In the tilt position
1811 tilt parasol in action
I went over all her rips in the silk with clear nail polish, so they wouldn't rip further, and then shifted and gently sewed over the ribbon bracing to cover the damage. She came out pretty good, although don't look too closely. I knew she'd travel with me to conventions so I figured if she ripped further I could always patch her in a steampunk fashion. Perhaps add pockets Alexia style?
She is not all that rare, the folding parasol has been around for a while. Mine is probably turn of the century, perhaps a few decades earlier.
1880 's Folding Parasol ebay (no longer for sale)
There were a few ingenious ways to hold a parasol on one's person, when not in use, in Victorian times. The parasol pocket, for example.
Dresses with parasol pocket seem mainly to be Walking Dresses from the 1870s. Not unsurprising, as in the 1880s the parasol shaft extended to be quite long and skinny with a steal tip, so it could be used as a walking stick when closed. I love the idea of a pocket but I wanted to be able to wear/carry my parasol with any steampunk outfit. Which meant coming up with some kind of belt attachment for it.
Godeys Oct 1872: "Russia leather belt with gilt hook, attached to fasten an umbrella to."
I decided to combine the pocket idea with that of the chatelaine and make a detachable parasol holster. So I took some of the skills I'd learned from my steampunk pocket belt making (four of them now) and the decorative left overs and elements from the spoon corset and this was the result...
DIY Parasol Holster
You will need:
- Pair of cargo shorts/pants
- Steampunk buttons of various sizes and appearence
- Larger elements for added effect (broken broaches, earrings, clock parts, spoons, etc...)
- Sewing scissors, pinking sheers preferred
- Strong 100% nylon thread in color to match material
- Straight pins
- The parasol in question
- Two Brass Double End Spring Snap Hooks ($8 each)

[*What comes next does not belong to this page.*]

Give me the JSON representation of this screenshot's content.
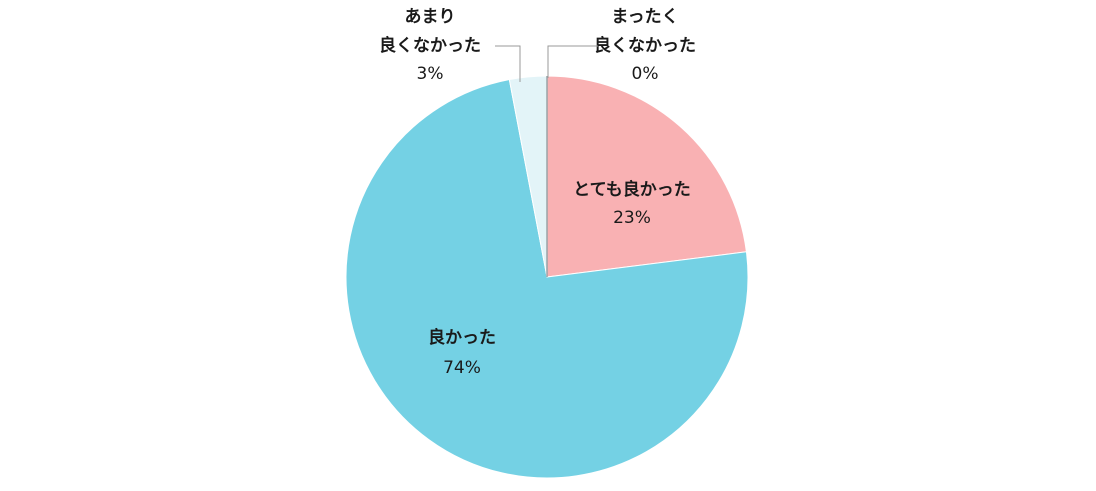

A pair of black cargo shorts, Salvation Army $2.
Choose a pair of good weighty fabric, long enough for the parasol (cargo pants can be used for full length 'sols) with lots of pockets in good working order with button or strong snap closures. The more pockets the better.
Pin off the area you think might work. Check all around to make certain pockets are complete, lining inside is good, belt area is in working order before you cut. Make certain to maximize the number of pockets possible, as well as getting at least 2 belt hooks. Also, don't forget to leave seam allowance. Cut the shorts in roughly the shape desired. Keep remaining pockets to sew onto other things. (I used one on the inside of a favorite jacket that, annoyingly, had no pockets of its own.) Also you can add more pockets to your holster if you'd like.
Check the holster for size by sliding the parasol in and out.
Un-pin, turn the holster inside out and re-pin. Sew a double seam on the machine, or hand sew with strong 100% nylon or button thread. Turn right side out again. Put parasol inside and check the belt hooks to see how it hangs. Remove parasol.
Check placement of larger buttons, or more unique decorative elements, to make sure of spacing and visual appeal and so as not to sew closed any pockets. Sew these on with 100% nylon strong thread.
Lay out buttons in by size and style, arrange on each side of the holster to visual taste. Move arrangements to tray in the manner you have selected. For the sake of memory I find it helps to take a quick photo of the buttons set out on the parasol, to reference back.
Sew those puppies down! I do this in front of BBC costume dramas for several nights running. I just keep the project open to do in my spare time, like some do with knitting. These took me about a month to sew on.
I attach the parasol holster to my belt with two Brass Double End Spring Snap Hooks. I have three of these babies and they are the most useful things ever. I use them for everything steampunk and detachable.